Золото гуннов (СИ) - Пахомов Николай Анатольевич (книги онлайн TXT) 📗
Черныш костры терпел — тепло всем нравится. Но относился к ним, точнее к огню, с опаской. Поэтому, пока горело кострище, держался настороженно, смотрел со стороны на хозяина с немой укоризной, мол, для чего такая суета? Нам и без огня живется совсем неплохо.
Раньше Ратше промыслом горшечников заниматься как-то никогда не доводилось. Пользовался готовым. Но сказать, чтобы он не видел, как это делают другие, было бы не правдой, а кривдой. Видел. И не раз. Но одно дело видеть, и совсем другое — самому промышлять.
Однако виденное помогло. И при замесе глины, и при сушке, и при обжиге. Он дал кострищу медленно остыть. И только тогда, когда над кучкой золы уже даже дух теплый не вился, не говоря о струйках дыма, дотронулся до первого горшка. И ничего, тот не рассыпался. Боги и на этот раз не оставили Ратшу своей милостью.
«Слава Сварогу и сыну его Семарглу, — обрадовался Ратша, — есть утварь. Теперь и зима-зюзя с ее морозами и метелями не так будет страшна».
Настроение Ратши передалось и Чернышу. Тот, хоть ничего и не понял, но подошел к хозяину и ласково потерся о его ногу. Это, по-видимому, а также повиливание хвостом, должно было означать, что он, верный пес, полностью одобряет действия своего благодетеля и, конечно же, разделяет его радость.
К тому времени, когда все чаще и чаще стали разверзаться хляби небесные, и дожди, напоив землю, утомленную солнцем, истощенную всякой всячиной, сосущей из нее соки, чтобы самим дать плоды, наводили тоску-кручину, пещерка была выкопана. Ее стены и своды не только умащены водой и заглажены мозолистыми дланями Ратши, но и обожжены кострами, чтобы не было обвалов и осыпаний, чтобы гнили-плесени не завелось.
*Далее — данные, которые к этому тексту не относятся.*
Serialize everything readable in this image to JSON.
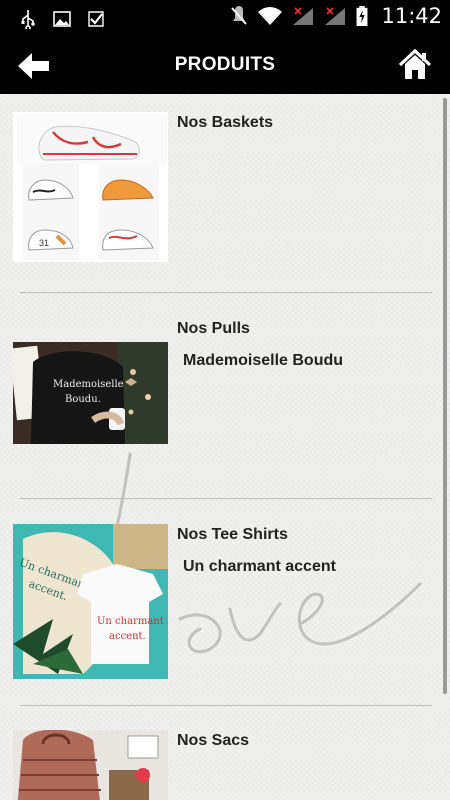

У одной из стен из жердей и толстого слоя высушенных трав на монолитном глиняном выступе сооружен лежак — для отдыха Ратше и Чернышу, любившему прикорнуть у ног хозяина. Мать Сыра-Земля сынам своим и дочерям конечно же силы придает. Но она их и забирает, кто позволяет себе быть с ней легкомысленным, почивать на голом ложе. Потому и сооружен лежак из жердей, тонких веточек да сухих пахучих трав.
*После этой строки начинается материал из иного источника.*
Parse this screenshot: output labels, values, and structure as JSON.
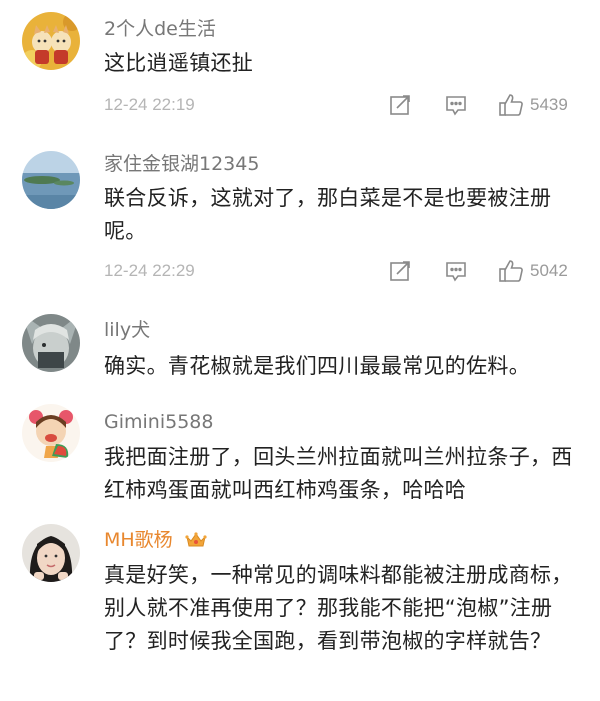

У другой — на подобном выступе в ряд выстроились плетушки и корзинки, горшки и котлы. С плетеными из прутьев крышками и без них. Одни были уже доверху заполнены лесными ягодами да плодами, другие — еще пустые. Из одного же горшка свежим медовым запахом тянуло — довелось Ратше борть разыскать, да соты с медом у пчелок отобрать. Не все, только половину. Пчелкам тоже мед нужен. Иначе вымрут.
Стола Ратша еще не изготовил. С одним топором много не намастеришь. Да и времени на все не хватало. Ведь не только рытьем пещерки да изготовлением горшков и корзин надо было заниматься, но и о снеди насущной каждый день промышлять, и о припасах на долгую зиму не забывать. И на все нужно время и время… А время — это такая хитрая штука: оно вроде бы и есть, и бесконечно, но и тут же всегда его не хватает! Причем, в тот момент, когда оно особенно важно и необходимо.
Поэтому вместо стола просто у задней стенки, поближе к изголовью одра, также был оставлен выступ. На нем стояли горшки для воды и под варево. А также свеча из воска. Затеплил — и тьмы не станет. Здесь же можно было и поснедничать — места Ратше хватало. А Чернышу — уже нет. Но Черныш не в счет: и с пола кость подберет, не побрезгует — чай, ни гуннский вождь, ни сурожский гость.
Центр пещерки занимал остов глинобитной печи с устьем со стороны «стола» и небольшим узким отверстием для выхода дыма в сторону «дверного проема» пещерки. Кроме этого отверстия в своде имелось и другое — под горшки для варева снеди и травяного взвара. Без горячей снеди и крепкого взвара зимой никак не обойтись — хвори одолеют.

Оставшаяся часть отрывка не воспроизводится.